| by Manik De Silva
( December 9, 2012, Colombo, Sri Lanka Guardian) The die seems to have been irretrievably cast and it is only a matter of time before Chief Justice Shirani Bandaranayake will be out of office. Nobody can be happy about the process that has been employed to deal with whatever act of omission or commission she is alleged to have been guilty of and the manner employed to determine guilt or otherwise will be viewed with distaste by all reasonable people. The country’s credentials as a functioning democracy has been brought to question by these events and for this all Sri Lanka’s people and not just its rulers will have to pay a price. There was every possibility of handling this matter with greater circumspection and minimizing the damage that would necessarily accrue by using a battering ram technique. But that was not to be. The government was obviously in a hurry to finish the unpleasant business for reasons that are undoubtedly practical. When matters such as these drag on, negative consequences are inevitable. So there was no concession to public opinion or even to voices of reason, however feeble, from within the government itself. The Executive had clearly decided which way to go and there was none to stand in his way at least from the ruling coalition.
|Manik De Silva|
The Parliamentary Select Committee investigating the Chief Justice, at least in terms of representation, was presented to the country as a microcosm of the composition of the legislature, reflecting the break-up between government and opposition forces in the House itself. Thus the government had seven members to the opposition’s four and the only saving grace was that the majority did not decide who from the minority should sit on the committee. Party leaders were duly consulted as is traditional in these matters and the PSC accordingly appointed with a lawyer chairman from the government side. There was more than a sprinkling of legal professionals in the PSC, more from the opposition than the government, and a great deal of advice and comment that was on tap was barely taken note of.
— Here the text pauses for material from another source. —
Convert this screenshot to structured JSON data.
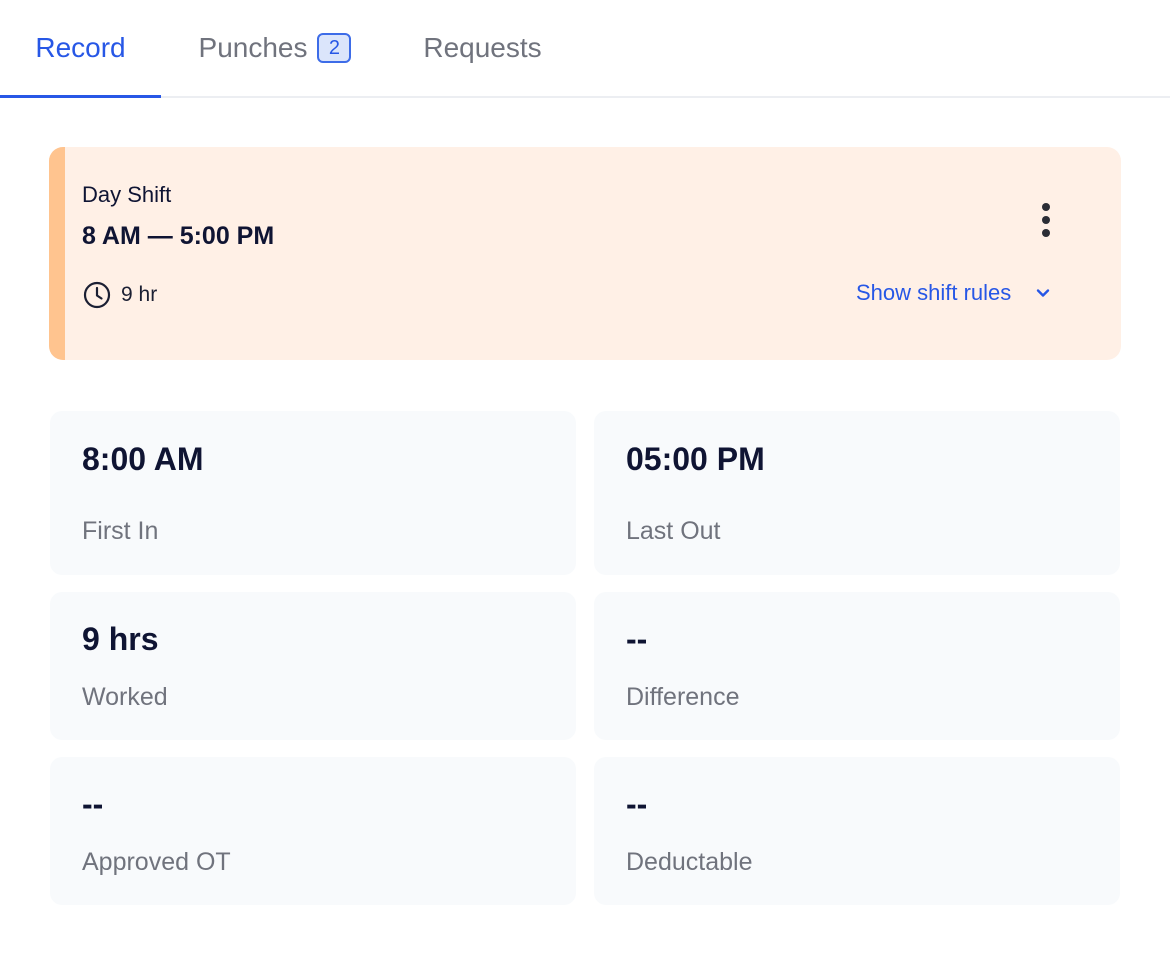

Given the published reports of what was happening within the committee, despite the bar on the reporting of proceedings, the CJ seemed to have had little option but withdraw from proceedings which the state media has seen as “fleeing’’ from the PSC.
While it must be readily admitted that a PSC is not a court, it would be expected that experienced members within it would ensure that the proceedings continue with due decorum and with fairness to the person under investigation. A sense of justice and fair play is what is expected from a body such as a PSC on which an onerous responsibility has been cast. Now that the report is in, it went to the Speaker at 9 a.m. yesterday, it will no doubt be debated in the House a month hence and an address to the President duly presented. Thereafter it is he who must decide what must follow and we have little doubt that would-be CJs would already be jostling for office. Hopefully, all the material against the incumbent, presented in the charges as well as whatever defenses she has to offer will come up in the public domain so that people can make up their own minds on whether the action that has been taken, once that happens, is justified or not. But of course they will be presented with a fait accompli and there will be very little that they can do about it.
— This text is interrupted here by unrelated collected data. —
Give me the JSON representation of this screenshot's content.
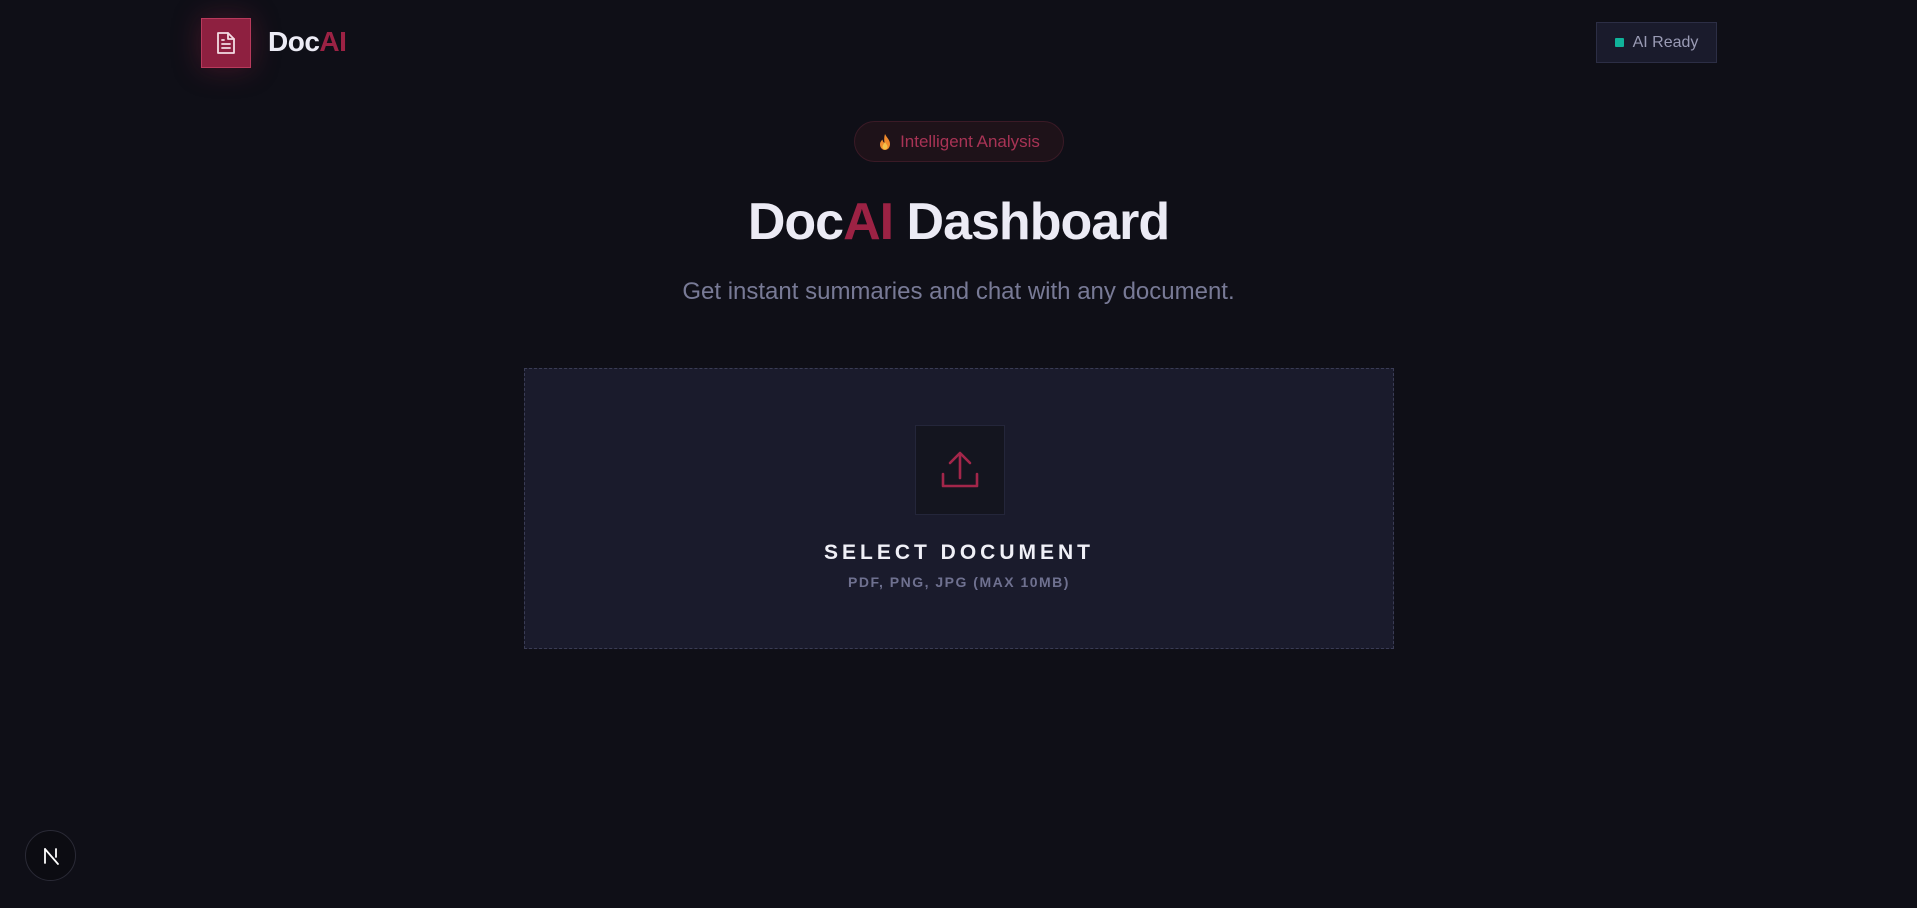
{
  "header": {
    "logo_icon": "document-icon",
    "logo_part1": "Doc",
    "logo_part2": "AI",
    "status": {
      "label": "AI Ready",
      "color": "#10b39a"
    }
  },
  "hero": {
    "badge": {
      "icon": "flame-icon",
      "label": "Intelligent Analysis"
    },
    "title_part1": "Doc",
    "title_part2": "AI",
    "title_part3": " Dashboard",
    "subtitle": "Get instant summaries and chat with any document."
  },
  "upload": {
    "icon": "upload-icon",
    "title": "SELECT DOCUMENT",
    "formats": "PDF, PNG, JPG (MAX 10MB)"
  },
  "colors": {
    "background": "#0f0f17",
    "accent": "#9c2244",
    "panel": "#1a1b2c"
  },
  "footer": {
    "dev_indicator_icon": "nextjs-icon"
  }
}
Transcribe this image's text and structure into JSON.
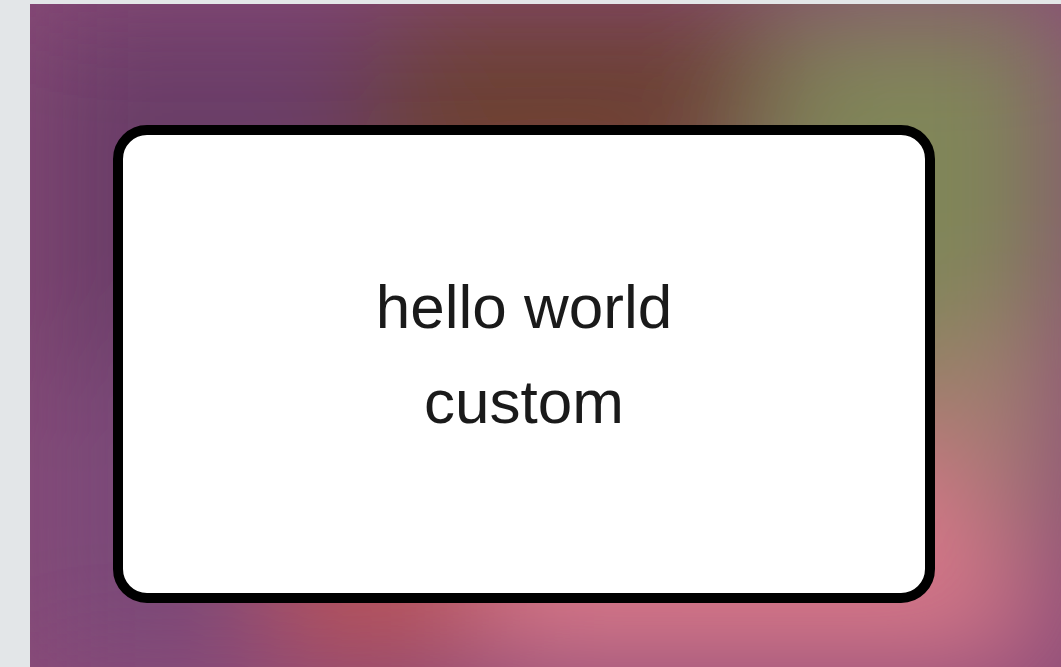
{
  "message_box": {
    "lines": [
      "hello world",
      "custom"
    ]
  }
}
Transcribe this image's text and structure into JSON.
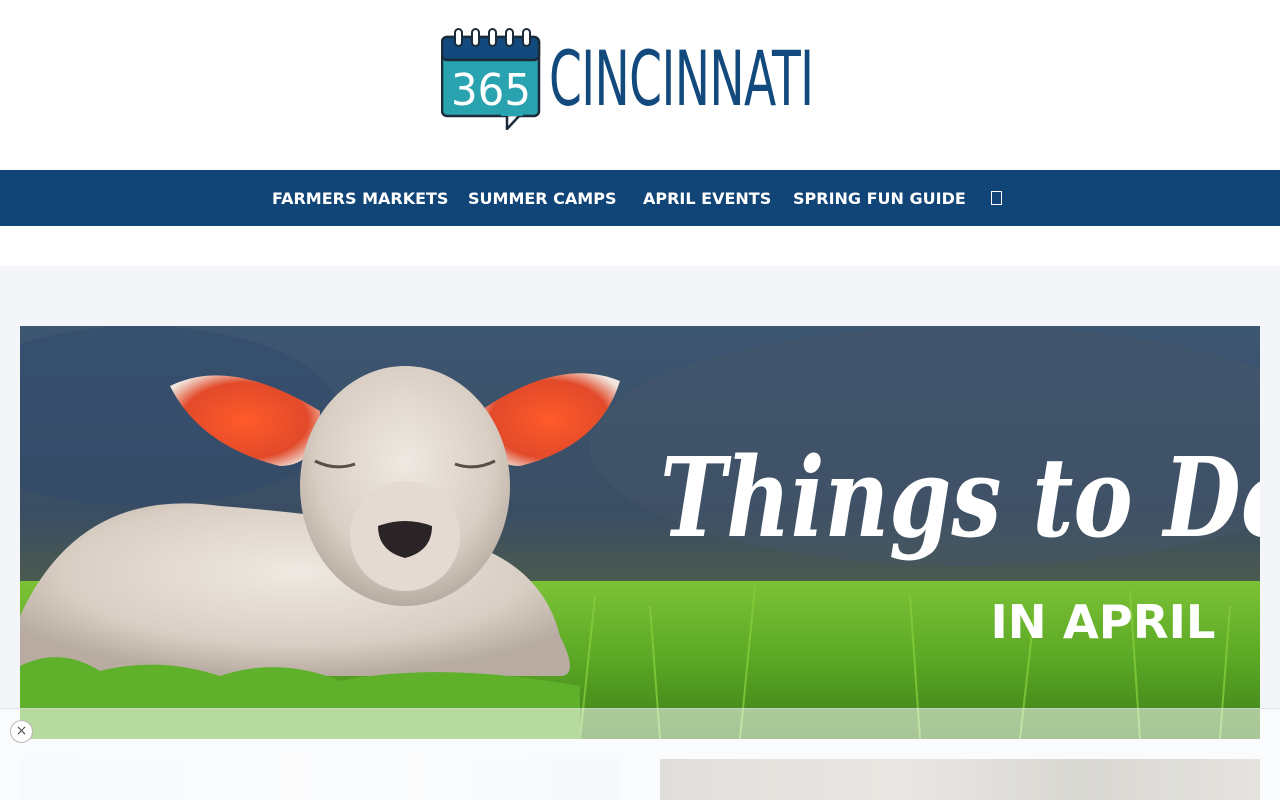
{
  "header": {
    "logo_number": "365",
    "logo_word": "CINCINNATI"
  },
  "nav": {
    "items": [
      {
        "label": "FARMERS MARKETS"
      },
      {
        "label": "SUMMER CAMPS"
      },
      {
        "label": "APRIL EVENTS"
      },
      {
        "label": "SPRING FUN GUIDE"
      }
    ],
    "search_icon": "search-icon"
  },
  "hero": {
    "headline": "Things to Do",
    "subheadline": "IN APRIL"
  },
  "ad": {
    "close_label": "×"
  },
  "colors": {
    "brand_blue": "#124577",
    "logo_teal": "#2aa3b0",
    "logo_navy": "#124a7d",
    "page_bg": "#f4f5f9"
  }
}
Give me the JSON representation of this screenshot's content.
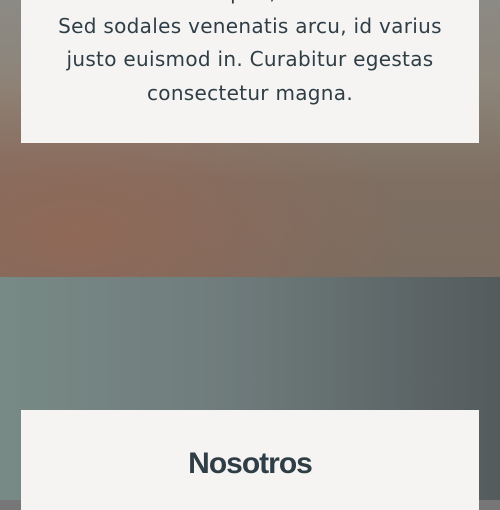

At least for now, it appears that the CJ had not been given sufficient time to respond to the charges that have been preferred against her. These were published and her brief rebuttals are also in the public domain. As is to be expected in these matters, both sides pulled no punches with the government using the state media and also mobilizing crowds of protestors to counter what various civic and other organizations drummed-up in support of the CJ. But unlike in the case of Pakistan where the sacking of a Chief Justice who stood up to a powerful President led to massive protests by the legal fraternity eventually forcing a back down, what happened here was relatively ineffective. Lawyers did protest and the Bar Association spoke up, but for whatever reason the activism we saw lacked the punch to force any climb down by the president or his government.
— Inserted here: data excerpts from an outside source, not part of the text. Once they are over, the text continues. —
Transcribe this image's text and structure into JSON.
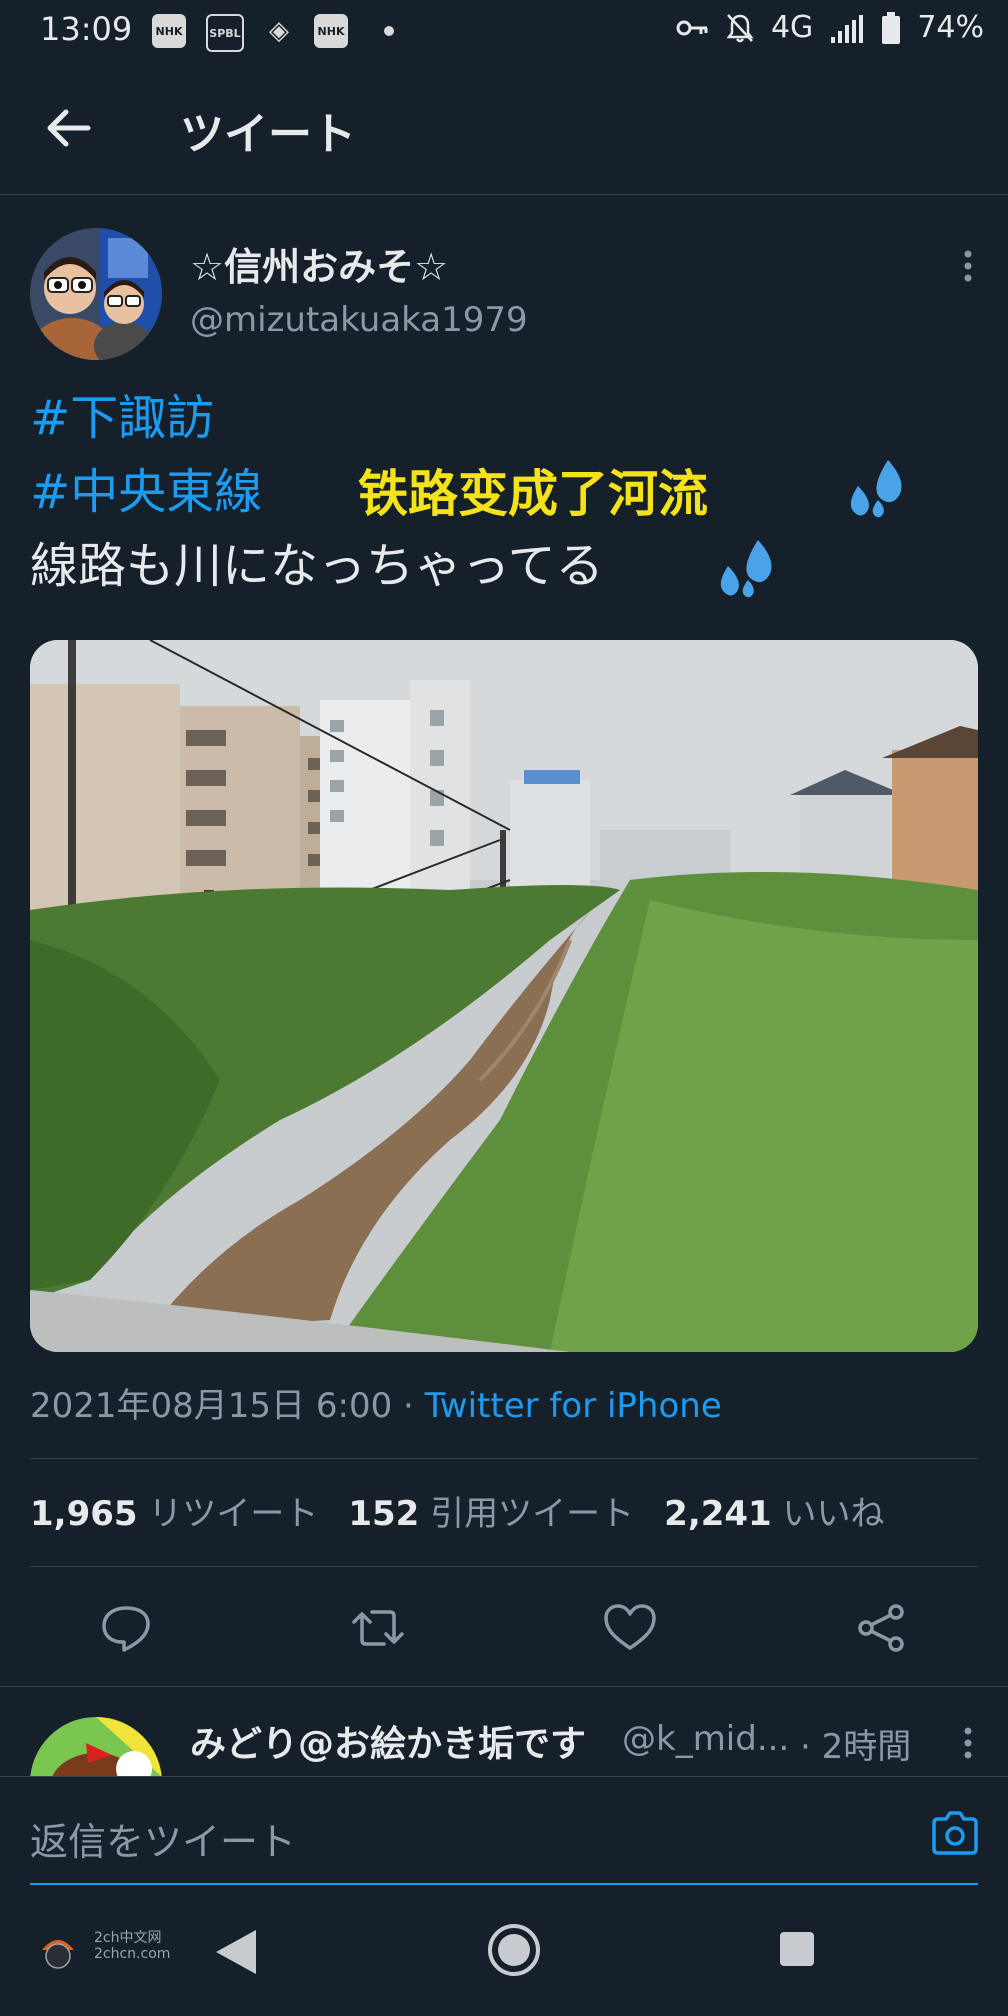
{
  "status_bar": {
    "time": "13:09",
    "left_icons": [
      "NHK",
      "SPBL",
      "◈",
      "NHK"
    ],
    "network": "4G",
    "battery": "74%",
    "icon_names": [
      "key-icon",
      "mute-icon",
      "signal-icon",
      "battery-icon"
    ]
  },
  "header": {
    "title": "ツイート"
  },
  "tweet": {
    "display_name": "☆信州おみそ☆",
    "handle": "@mizutakuaka1979",
    "hashtag1": "#下諏訪",
    "hashtag2": "#中央東線",
    "overlay_text": "铁路变成了河流",
    "body": "線路も川になっちゃってる",
    "emoji": "💦",
    "date": "2021年08月15日 6:00",
    "dot_sep": " · ",
    "source": "Twitter for iPhone",
    "retweets": {
      "count": "1,965",
      "label": "リツイート"
    },
    "quotes": {
      "count": "152",
      "label": "引用ツイート"
    },
    "likes": {
      "count": "2,241",
      "label": "いいね"
    }
  },
  "reply": {
    "display_name": "みどり@お絵かき垢です",
    "handle": "@k_mid...",
    "time": "· 2時間"
  },
  "compose": {
    "placeholder": "返信をツイート"
  },
  "watermark": {
    "line1": "2ch中文网",
    "line2": "2chcn.com"
  },
  "colors": {
    "background": "#15202b",
    "accent": "#1d9bf0",
    "muted": "#8b98a5",
    "overlay": "#f4e21a"
  }
}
There seems to be a misconception in some quarters that the conflict is one involving the supremacy of the legislature versus that of the judiciary. This is far from reality. The constitution has made abundantly clear that it is the People who are sovereign. The legislative power of the People has been delegated to Parliament and the judicial power to the Courts. The only exception, as has been pointed out while the present controversy swirled around us, is on matters relating to parliament’s own powers and privileges. We did see an editor once tried by a previous parliament over a triviality relating to some mixed up captions, in an exercise that did no credit to that parliament; but subsequent matters were sent for determination by the courts. The constitution decrees that this is what must be done if a president is to be impeached with the Supreme Court required to determine whether there is substance in the charges preferred. Unfortunately this is not the case where judges of the superior courts are concerned. Although the draft constitution of President Chandrika Kumaratunga of 2000 sought to make a correction, that Bill never saw the light of day. A suggestion by late Speaker Anura Bandaranaike about amending a weakness in standing orders that came into the fore in this instance was also not acted upon.
Hopefully, the present experience will encourage necessary correction of constitutional provisions as well as those in standing orders sooner rather than later although none of that will do Shirani Bandaranayake any good. But no constitution can cover every situation that can arise. That is why it is imperative that the executive, legislative and judicial branches respect the separation of powers and cooperate with each other to ensure the smooth functioning of democratic institutions and the primacy of the People’s interests at all times. Several bad precedents have been set in the present instance and it is our hope that these will not get entrenched.